Command Required for
./scripts/load_mongo_dumps.sh mongo_dbpedia-2015-10.tar.bz2 All

./scripts/load_mongo_dumps.sh mongo_surface_forms_dbpedia.tar.bz2

./scripts/load_mongo_dumps.sh mongo_surface_forms_facc.tar.bz2

./scripts/load_mongo_dumps.sh mongo_fb2dbp-2015-10.tar.bz2

EL and EC
./scripts/load_mongo_dumps.sh mongo_word2vec-googlenews.tar.bz2 TTI

3.2 Download auxiliary data files

The following files are needed for various services. You may download them all using

$ ./scripts/download_auxiliary.sh
Description Location (relative to main Nordlys folder) Required for
Type-to-entity mapping data/raw-data/dbpedia-2015-10/type2entity-mapping TTI
Freebase-to-DBpedia mapping data/raw-data/dbpedia-2015-10/freebase2dbpedia EL
Entity snapshot data/el EL 1
  • 1 If entity annotations are to be limited to a specific set; this file contains the proper named entities in DBpedia 2015-10

3.3 Build Elastic indices

There are multiple elastic_indices created for supporting different services. Run the following commands from the main Nordlys folder to build the indices for the respective functionality.

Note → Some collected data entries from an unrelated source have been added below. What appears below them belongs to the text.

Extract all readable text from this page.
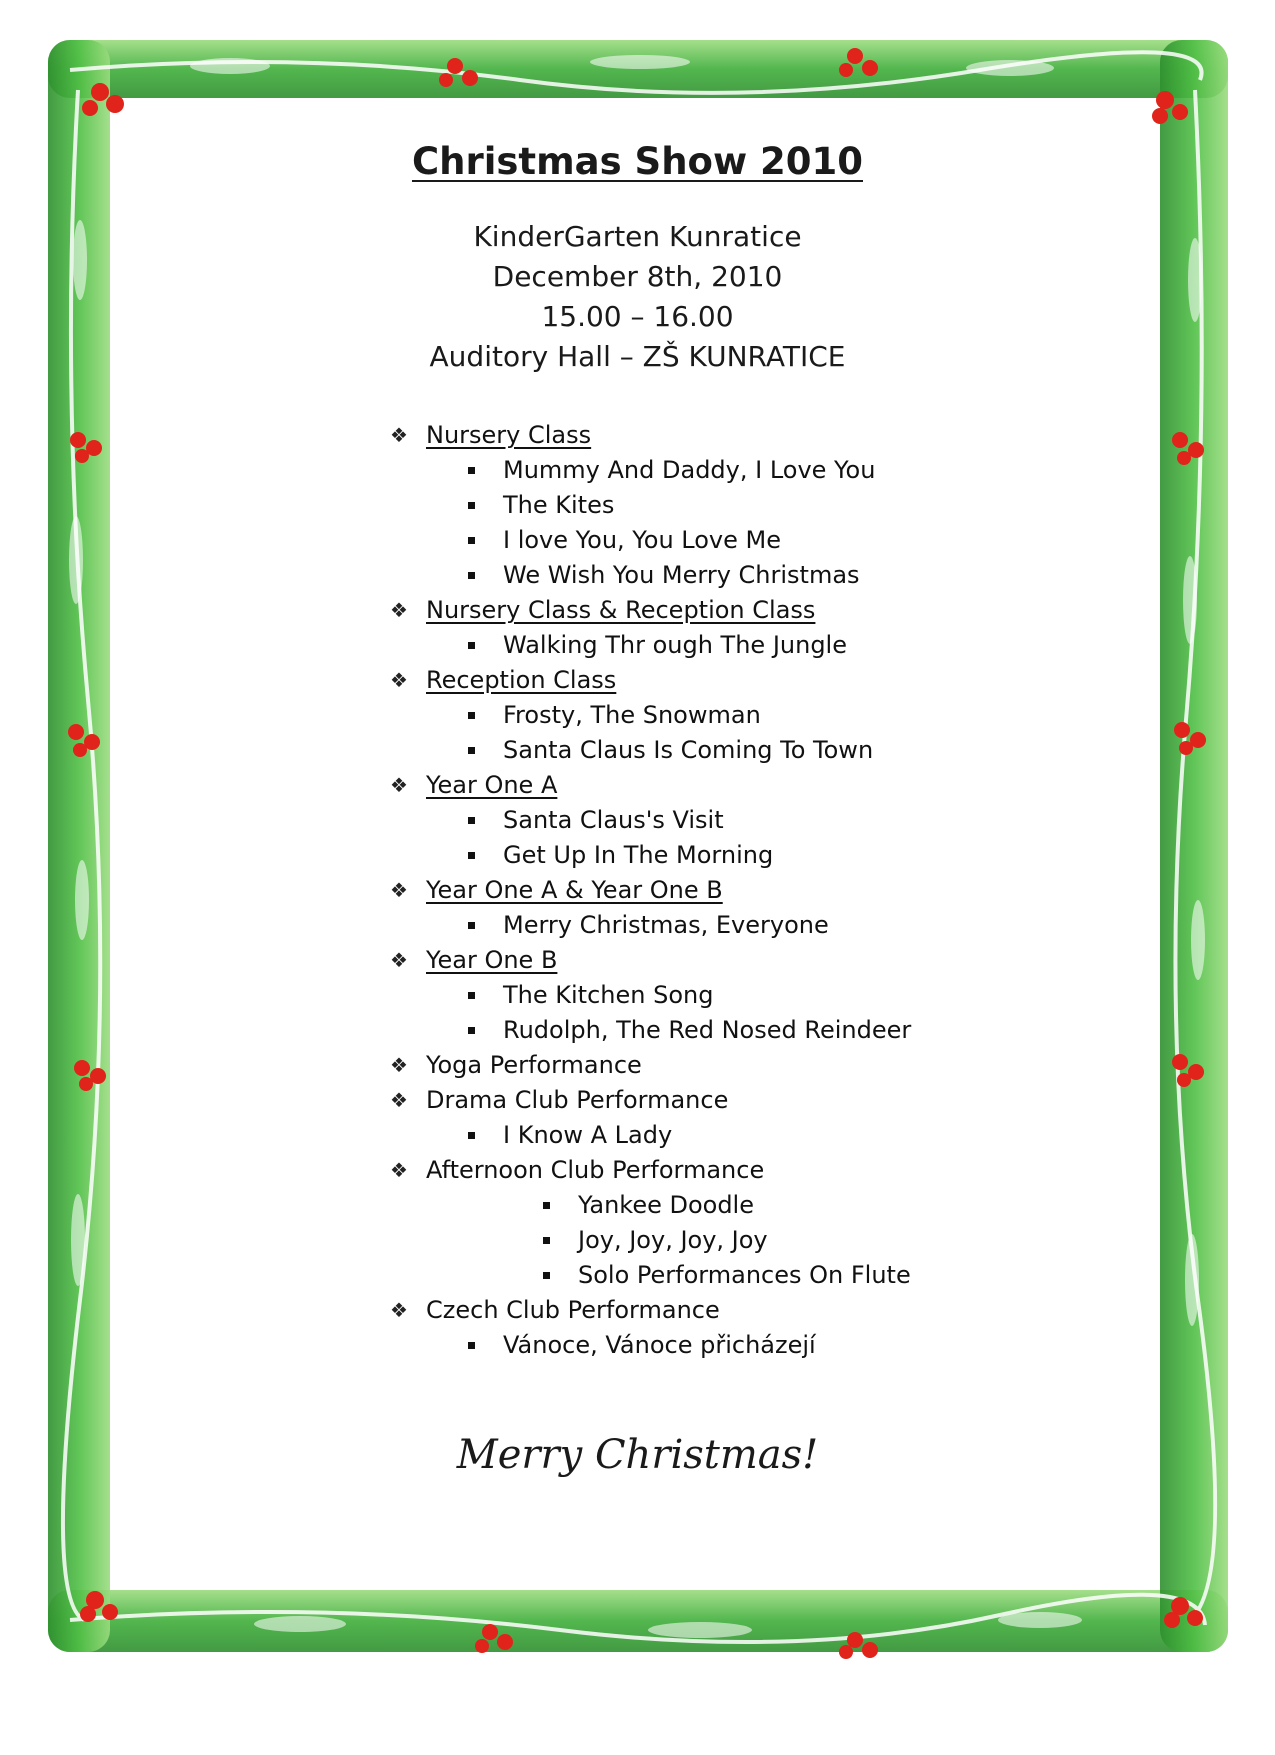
Christmas Show 2010
KinderGarten Kunratice
December 8th, 2010
15.00 – 16.00
Auditory Hall – ZŠ KUNRATICE
❖ Nursery Class
Mummy And Daddy, I Love You
The Kites
I love You, You Love Me
We Wish You Merry Christmas
❖ Nursery Class & Reception Class
Walking Thr ough The Jungle
❖ Reception Class
Frosty, The Snowman
Santa Claus Is Coming To Town
❖ Year One A
Santa Claus's Visit
Get Up In The Morning
❖ Year One A & Year One B
Merry Christmas, Everyone
❖ Year One B
The Kitchen Song
Rudolph, The Red Nosed Reindeer
❖ Yoga Performance
❖ Drama Club Performance
I Know A Lady
❖ Afternoon Club Performance
Yankee Doodle
Joy, Joy, Joy, Joy
Solo Performances On Flute
❖ Czech Club Performance
Vánoce, Vánoce přicházejí
Merry Christmas!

Command Source Required for
./scripts/build_dbpedia_index.sh core MongoDB ER, EL, TTI
./scripts/build_dbpedia_index.sh types Raw DBpedia files 1 TTI
./scripts/build_dbpedia_index.sh uri MongoDB ER 2
  • 1 Requires short entity abstracts and instance types files
  • 2 only for ELR model

Note

To use the 2016-10 version of DBpedia, add 2016-10 as a 2nd argument to the above scripts.